Kayseri, Orta Anadolu'nun önemli şehirlerindendir. Şehrin kültüründe, mimarisinde, siyasetinde, ekonomik yapısında ve insanlarının psikolojik yapılarında hafıza mekânların etkileri görülmektedir.

Şehir, ekonomik aktiviteleriyle ve Selçuklu medeniyetinin kalıcı taşıyıcıları olan tarihi eserlerle kimlik inşasını tamamlama sürecindedir. Kapalıçarşı modern ekonomik sisteminin AVM'leri olarak ifade edilebilir. Kapalıçarşı, 2 binden fazla dükkân ve mağazaya ev sahipliği yapmaktadır.

Kapalıçarşı'nın içerisinde 1429 yılında yapılan ve bugün Hasırcılar Çarşısı olarak kullanılan Tarihi Bedesten, Pamuk Han, Vezir Hanı gibi hanlar ticaretin kalbinin attığı yerler olarak Kayseri'nin hafızasında önemli yer teşkil etmektedir.

Ticaret kavramı, Kayseri ve Kayserilinin karakterinin bir parçası durumundadır. Ticaret mekânları 600 yıllık yaşanmışlıkları ile hafıza mekânların mayalandığı yerler olmuştur. Bu mekânlarda yaşanan alışveriş faaliyetleri, pazarlık yapma kültürü, bu mekânlarda çalışan esnafların kendilerine has sosyolojik yapıları, bu mekânlarda çalışanlar ve usta çırak kültürünün hayat bulması gibi özellikleriyle şehrin kimliğinin inşasında önemli rol oynamıştır.

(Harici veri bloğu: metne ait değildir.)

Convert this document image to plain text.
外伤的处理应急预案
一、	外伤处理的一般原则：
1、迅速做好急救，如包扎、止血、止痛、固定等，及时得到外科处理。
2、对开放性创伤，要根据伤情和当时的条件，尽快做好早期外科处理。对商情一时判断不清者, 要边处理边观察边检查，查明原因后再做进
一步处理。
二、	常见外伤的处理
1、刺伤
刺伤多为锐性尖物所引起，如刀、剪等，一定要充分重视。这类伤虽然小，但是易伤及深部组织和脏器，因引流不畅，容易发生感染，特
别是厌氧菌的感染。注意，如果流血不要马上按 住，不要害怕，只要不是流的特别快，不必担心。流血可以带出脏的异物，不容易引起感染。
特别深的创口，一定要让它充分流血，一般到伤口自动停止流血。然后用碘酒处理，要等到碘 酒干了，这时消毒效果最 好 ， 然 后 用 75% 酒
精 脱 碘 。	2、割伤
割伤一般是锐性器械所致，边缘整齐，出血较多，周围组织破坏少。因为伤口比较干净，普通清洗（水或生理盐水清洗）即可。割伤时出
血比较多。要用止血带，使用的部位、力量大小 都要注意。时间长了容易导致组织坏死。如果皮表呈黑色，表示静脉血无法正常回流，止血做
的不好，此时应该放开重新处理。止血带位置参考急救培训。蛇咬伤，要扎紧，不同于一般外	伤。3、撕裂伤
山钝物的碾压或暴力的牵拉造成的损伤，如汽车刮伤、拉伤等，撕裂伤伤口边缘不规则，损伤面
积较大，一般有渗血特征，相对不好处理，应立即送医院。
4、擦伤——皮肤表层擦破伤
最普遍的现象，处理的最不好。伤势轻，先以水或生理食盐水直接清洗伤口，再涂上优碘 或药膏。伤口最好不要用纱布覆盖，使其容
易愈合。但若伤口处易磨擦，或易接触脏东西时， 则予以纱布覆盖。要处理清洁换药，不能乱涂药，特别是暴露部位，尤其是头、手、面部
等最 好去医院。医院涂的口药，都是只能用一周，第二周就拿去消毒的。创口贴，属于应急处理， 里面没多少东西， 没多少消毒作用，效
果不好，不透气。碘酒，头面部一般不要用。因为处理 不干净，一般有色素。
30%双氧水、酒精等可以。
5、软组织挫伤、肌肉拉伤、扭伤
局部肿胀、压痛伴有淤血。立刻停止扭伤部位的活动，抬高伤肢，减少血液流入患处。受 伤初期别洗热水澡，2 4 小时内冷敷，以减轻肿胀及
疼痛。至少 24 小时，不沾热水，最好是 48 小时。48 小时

Kayseri, aynı zamanda Selçuklu medeniyetinin hayat bulduğu mekânların da merkezinde bulunmaktadır. Selçuklu camileri ve bu camilerin mimari özellikleri Selçuklu toplumunun hayat anlayışları hakkında ipuçları vermektedir. Camilerin dikey mimari yerine yatay ve zeminden birkaç basamakla aşağı inilmesi şeklinde inşa edilmesi tevazu, alçak gönüllülük, dünyaya meyletmeme, kişinin iç eğitimi, toprağın altını yani ölümü düşünme gibi anlamlara geldiği ifade edilmektedir.

Bu mekânlar özellikle Ramazan ayının son 10 gününde bazı Müslümanların itikâfa girmesinin mekanları olmuştur. İnsanlar taş yapı şeklindeki bu mekânları kişiliklerinin bir parçası olarak kabul etmiş ve yapılar insan ve toplum hayatını oluşturan temel ihtiyaç unsurlarının karşılandığı alanlar halinde planlamışlardır.

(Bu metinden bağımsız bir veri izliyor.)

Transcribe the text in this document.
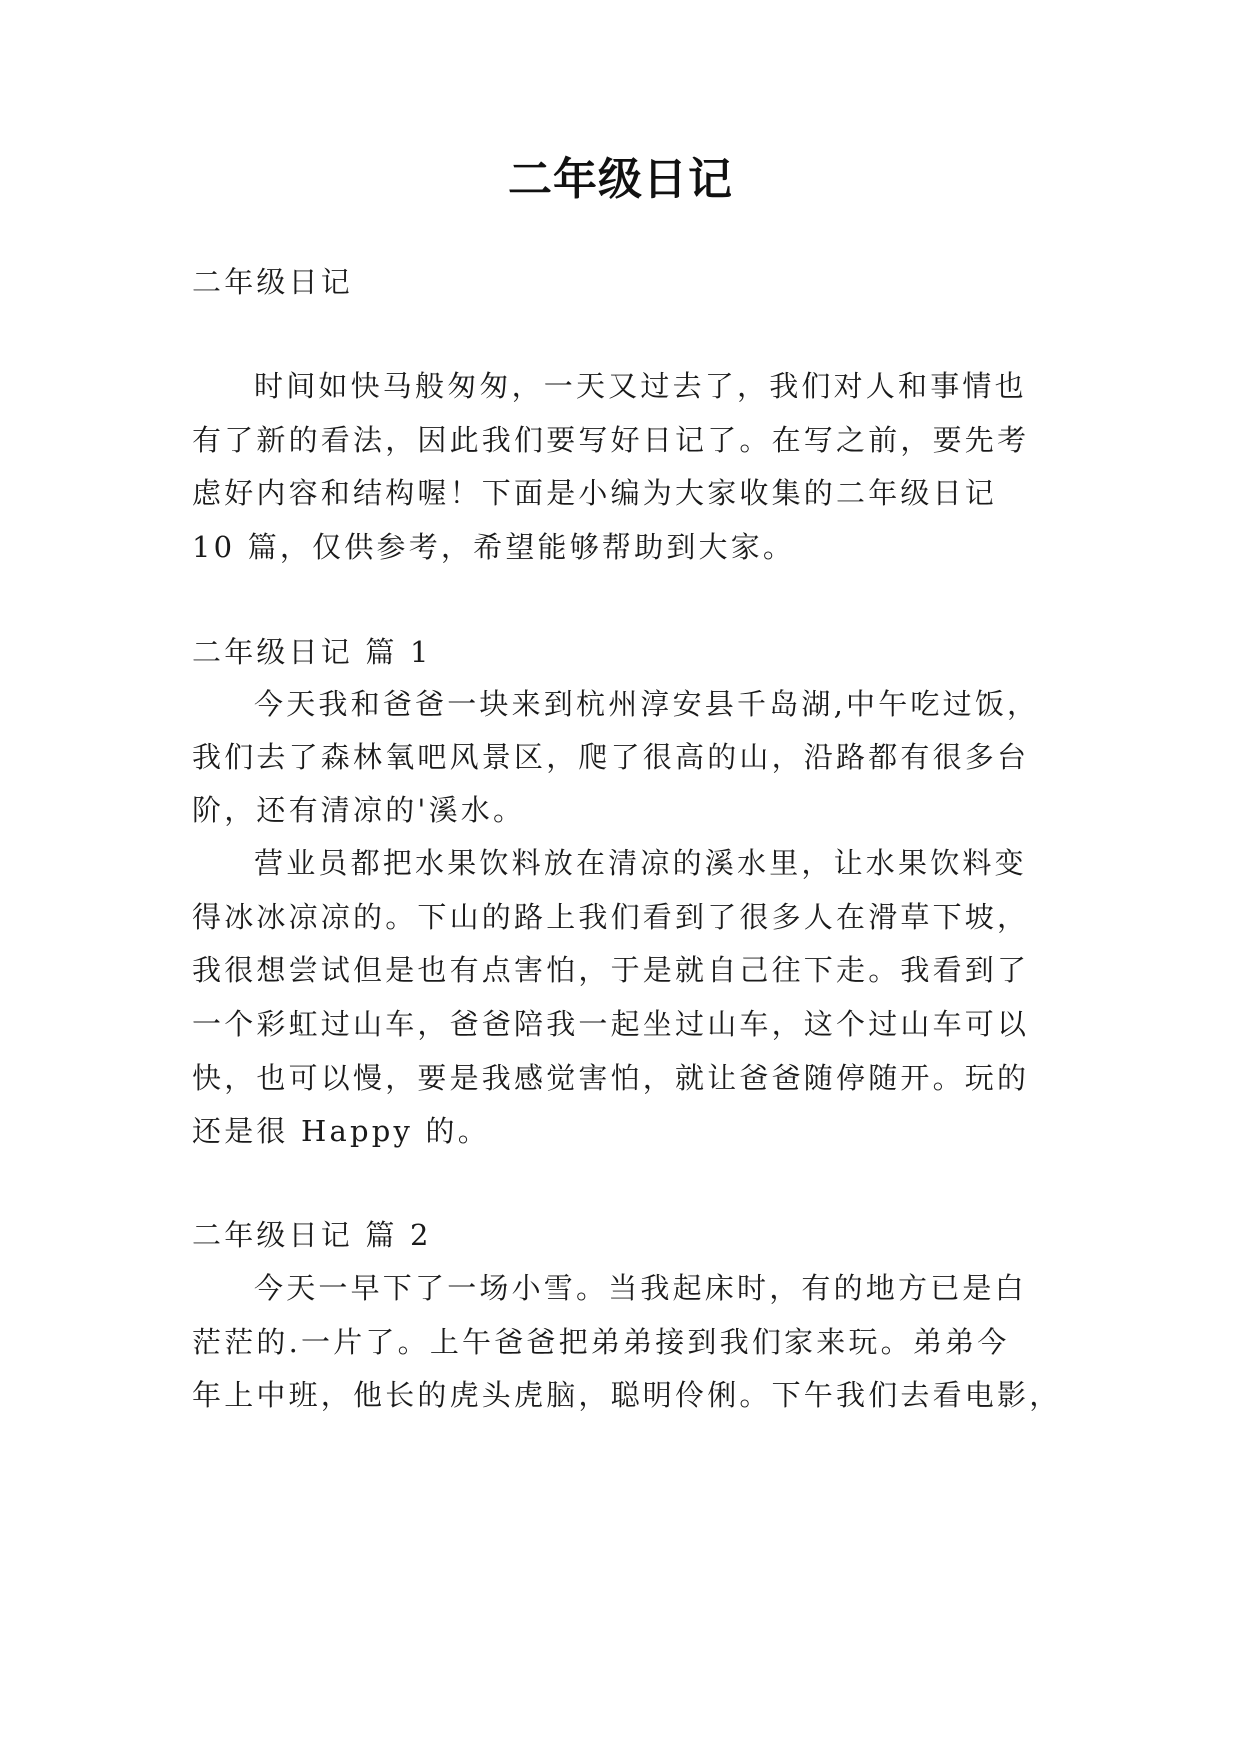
二年级日记
二年级日记
时间如快马般匆匆，一天又过去了，我们对人和事情也
有了新的看法，因此我们要写好日记了。在写之前，要先考
虑好内容和结构喔！下面是小编为大家收集的二年级日记
10 篇，仅供参考，希望能够帮助到大家。
二年级日记 篇 1
今天我和爸爸一块来到杭州淳安县千岛湖,中午吃过饭，
我们去了森林氧吧风景区，爬了很高的山，沿路都有很多台
阶，还有清凉的'溪水。
营业员都把水果饮料放在清凉的溪水里，让水果饮料变
得冰冰凉凉的。下山的路上我们看到了很多人在滑草下坡，
我很想尝试但是也有点害怕，于是就自己往下走。我看到了
一个彩虹过山车，爸爸陪我一起坐过山车，这个过山车可以
快，也可以慢，要是我感觉害怕，就让爸爸随停随开。玩的
还是很 Happy 的。
二年级日记 篇 2
今天一早下了一场小雪。当我起床时，有的地方已是白
茫茫的.一片了。上午爸爸把弟弟接到我们家来玩。弟弟今
年上中班，他长的虎头虎脑，聪明伶俐。下午我们去看电影，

İnsanlar için temizlik, eğitim, ibadet, mezarlık hayatın özeti anlamına gelmektedir. Kayseri'deki Selçuklu eserleri incelendiğinde mekânların külliye şeklinde tasarlandığı anlaşılmaktadır. Külliyenin merkezinde büyük bir cami yer almaktadır. Caminin hemen bitişiğinde bir medrese yer almaktadır ki bu medreseler dönemin İslami ilimlerde ve pozitif bilimlerde ihtiyaç duydukları bilim insanlarını yetiştirmekteydi.

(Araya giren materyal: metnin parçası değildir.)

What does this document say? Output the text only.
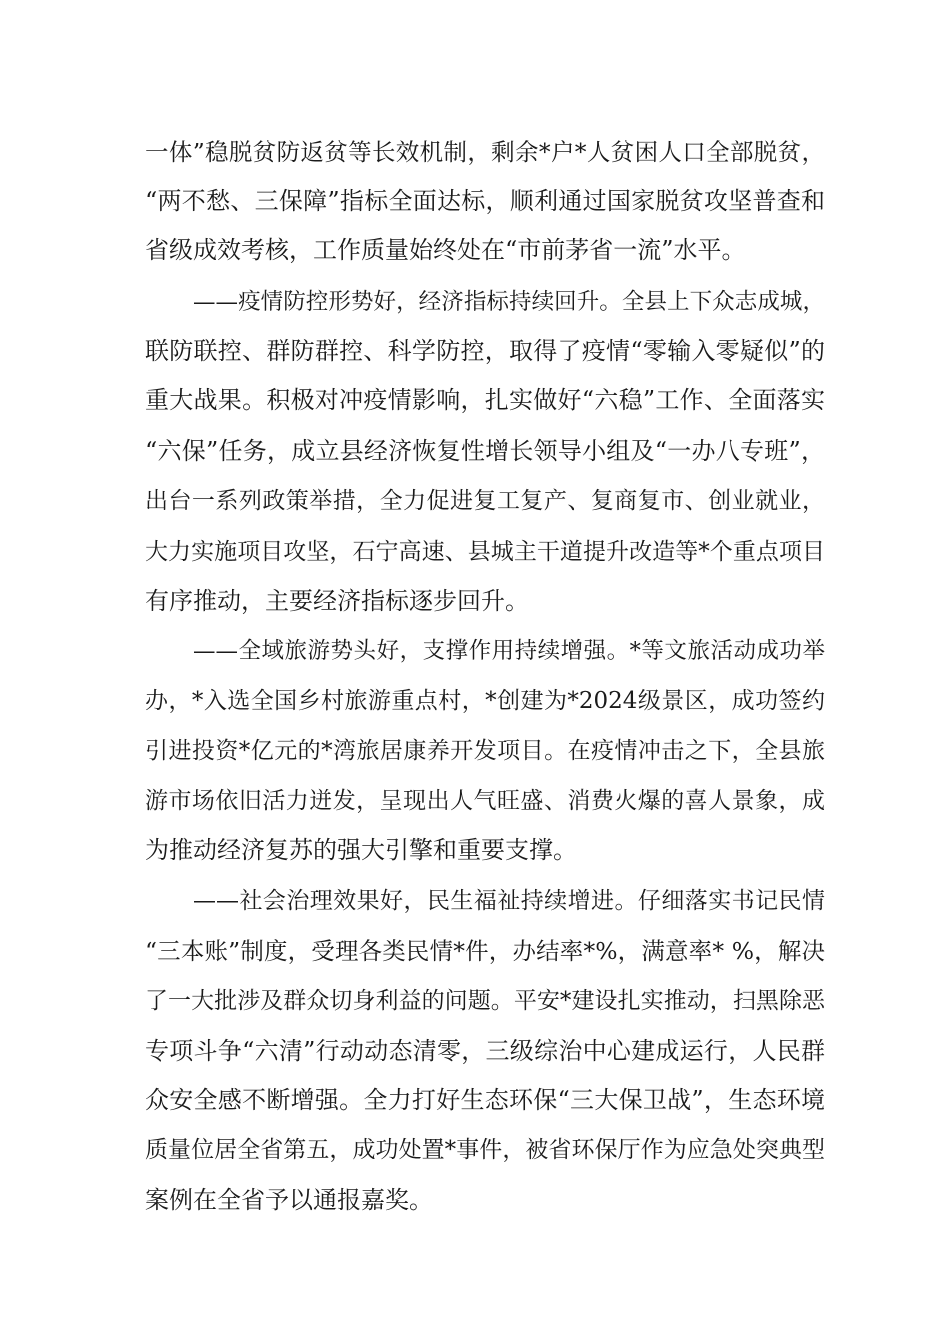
一体”稳脱贫防返贫等长效机制，剩余*户*人贫困人口全部脱贫，
“两不愁、三保障”指标全面达标，顺利通过国家脱贫攻坚普查和
省级成效考核，工作质量始终处在“市前茅省一流”水平。
——疫情防控形势好，经济指标持续回升。全县上下众志成城，
联防联控、群防群控、科学防控，取得了疫情“零输入零疑似”的
重大战果。积极对冲疫情影响，扎实做好“六稳”工作、全面落实
“六保”任务，成立县经济恢复性增长领导小组及“一办八专班”，
出台一系列政策举措，全力促进复工复产、复商复市、创业就业，
大力实施项目攻坚，石宁高速、县城主干道提升改造等*个重点项目
有序推动，主要经济指标逐步回升。
——全域旅游势头好，支撑作用持续增强。*等文旅活动成功举
办，*入选全国乡村旅游重点村，*创建为*2024级景区，成功签约
引进投资*亿元的*湾旅居康养开发项目。在疫情冲击之下，全县旅
游市场依旧活力迸发，呈现出人气旺盛、消费火爆的喜人景象，成
为推动经济复苏的强大引擎和重要支撑。
——社会治理效果好，民生福祉持续增进。仔细落实书记民情
“三本账”制度，受理各类民情*件，办结率*%，满意率* %，解决
了一大批涉及群众切身利益的问题。平安*建设扎实推动，扫黑除恶
专项斗争“六清”行动动态清零，三级综治中心建成运行，人民群
众安全感不断增强。全力打好生态环保“三大保卫战”，生态环境
质量位居全省第五，成功处置*事件，被省环保厅作为应急处突典型
案例在全省予以通报嘉奖。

Dönemin şartları dikkate alındığında yolculukların çok uzun sürmesi, her evde banyo ihtiyacını karşılayacak imkânların bulunmayışı gibi sebeplerle külliyenin içerinde mutlak bir hamam inşa ettirilmiştir.

Bazı külliyelerde çok büyük ve donanımlı kütüphaneler inşa edilmiştir. Bu mekânların yapılmasını sağlayan kişilerin mezarlarının bulunduğu türbeler ya da kümbetler yine Selçuklu mekânlarının ayrılmaz parçaları olmuştur. Tüm bu yapılar kişilerin ve şehirlerin hafıza mekânları olmuş ve her bir yapı asırların hafızasını yeni nesillere aktarma görevini ifa etmektedir.